Введение к работе
Актуальность темы. Целенаправленная научно-обоснованная борьба с инфекционным заболеванием начинается с установления природы его возбудителя. Особенно это важно для карантинных инфекций, в частности для холеры, когда в кратчайшие сроки требуется принятие решения и осуществление ответственных противоэпидемических и профилактических мероприятий.

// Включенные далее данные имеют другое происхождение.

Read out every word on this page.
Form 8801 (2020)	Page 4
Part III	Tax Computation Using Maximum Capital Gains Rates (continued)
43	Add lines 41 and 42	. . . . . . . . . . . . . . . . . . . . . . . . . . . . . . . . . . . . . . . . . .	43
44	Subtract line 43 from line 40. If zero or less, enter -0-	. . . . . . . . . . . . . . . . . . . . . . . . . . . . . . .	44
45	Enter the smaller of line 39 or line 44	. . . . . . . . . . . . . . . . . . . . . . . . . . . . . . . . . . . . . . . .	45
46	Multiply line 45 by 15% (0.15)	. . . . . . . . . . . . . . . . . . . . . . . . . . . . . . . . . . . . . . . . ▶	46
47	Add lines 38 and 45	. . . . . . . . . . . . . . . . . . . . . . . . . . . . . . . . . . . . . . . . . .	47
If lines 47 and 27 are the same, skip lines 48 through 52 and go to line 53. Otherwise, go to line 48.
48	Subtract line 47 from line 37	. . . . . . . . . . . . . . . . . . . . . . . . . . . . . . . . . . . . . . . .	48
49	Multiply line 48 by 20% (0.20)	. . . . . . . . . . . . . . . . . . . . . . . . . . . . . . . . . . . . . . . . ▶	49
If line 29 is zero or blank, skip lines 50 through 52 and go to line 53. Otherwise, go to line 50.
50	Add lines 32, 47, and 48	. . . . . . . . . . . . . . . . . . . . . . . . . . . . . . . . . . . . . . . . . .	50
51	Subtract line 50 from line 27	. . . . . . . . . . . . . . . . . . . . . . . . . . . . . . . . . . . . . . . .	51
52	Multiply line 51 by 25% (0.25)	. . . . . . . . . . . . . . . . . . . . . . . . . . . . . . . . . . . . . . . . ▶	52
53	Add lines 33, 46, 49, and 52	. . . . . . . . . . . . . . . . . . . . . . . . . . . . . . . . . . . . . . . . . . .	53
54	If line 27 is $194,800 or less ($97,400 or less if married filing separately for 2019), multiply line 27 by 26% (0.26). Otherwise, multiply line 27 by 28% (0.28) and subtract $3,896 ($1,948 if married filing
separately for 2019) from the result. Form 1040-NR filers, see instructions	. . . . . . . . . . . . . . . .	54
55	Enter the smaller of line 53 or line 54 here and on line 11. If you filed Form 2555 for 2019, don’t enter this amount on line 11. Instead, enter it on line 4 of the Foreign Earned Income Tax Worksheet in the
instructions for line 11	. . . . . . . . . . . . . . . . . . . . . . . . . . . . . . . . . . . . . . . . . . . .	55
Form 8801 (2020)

Проблема холеры остается актуальной в связи с особенностями ее современного широкого распространения по континентам и странам (Онищенко Г.Г. с соавт., 1992; Марамович А.С. с соавт., 1994; Ломов Ю.М. с соавт., 1995).
При этом весьма существенное, даже решающее значение имеет первый точный бактериологический диагноз, в котором определяющим звеном служит серологический этап исследования.
Одним из перспективных направлений усовершенствования препаратов для идентификации возбудителя холеры является создание диагностикумов на основе моноклональных антител (Алексеева Л.П., 1983). Однако прогресс в этом направлении в нашей стране сдерживается отсутствием или дефицитом коммерческих реактивов и в еще большей мере - недостаточностью сведений о природе антигенов холерного вибриона.
В любом случае для точной серологической детекции холерного вибриона требуется высококачественная холерная агглютинирующая О-сыворотка. В настоящее время в связи со значительным снижением потребности выпуск лошадиных холерных О-сывороток стал экономически не выгодным. Кроме того, лошадиная холерная агглютинирующая О-сыворотка в силу физиологических особенностей продуцента недостаточно видоспецифична, в связи с чем технология ее производства предусматривает как дополнительный этап адсорбцию неспецифических (перекрестно-реагирующих) антител убитыми формалином холерными вибрионами не 01 группы. Однако, эта трудоемкая и требующая больших количеств микробной массы процедура не обеспечивает высокой специфичности готового препарата. При адсорбции удаляются антитела не только к штаммам, используемым в качестве адсорбента, но и существенно снижается титр специфических антител (Дертева И.И. с соавт., 1972; Тюменцев С.Н. с соавт., 1983).
Более рационально использовать кроликов в качестве продуцентов иммунных сывороток, которые более специфичны, чем аналогичные препараты от крупных животных, в частности лошадей (Андреевская Н.М., 1987). Своеобразие сывороточных антител кролика обусловлено тем, что их антиген-связывающие центры соответствуют группировкам из 2-6 простых Сахаров в молекуле О-антигена, а поскольку вероятность встречаемости именно таких
сочетаний в О-антигенах других бактерий невелика, иммунные сыворотки кроликов содержат меньшее количество гетерогенных антител и дают соответственно меньше перекрестных реакций (Staub A.M., 1964; Staub A.M. et al., 1966). По этой причине при изготовлении кроличьих агглютинирующих сывороток создается возможность исключения из технологического процесса этапа адсорбции неспецифических антител.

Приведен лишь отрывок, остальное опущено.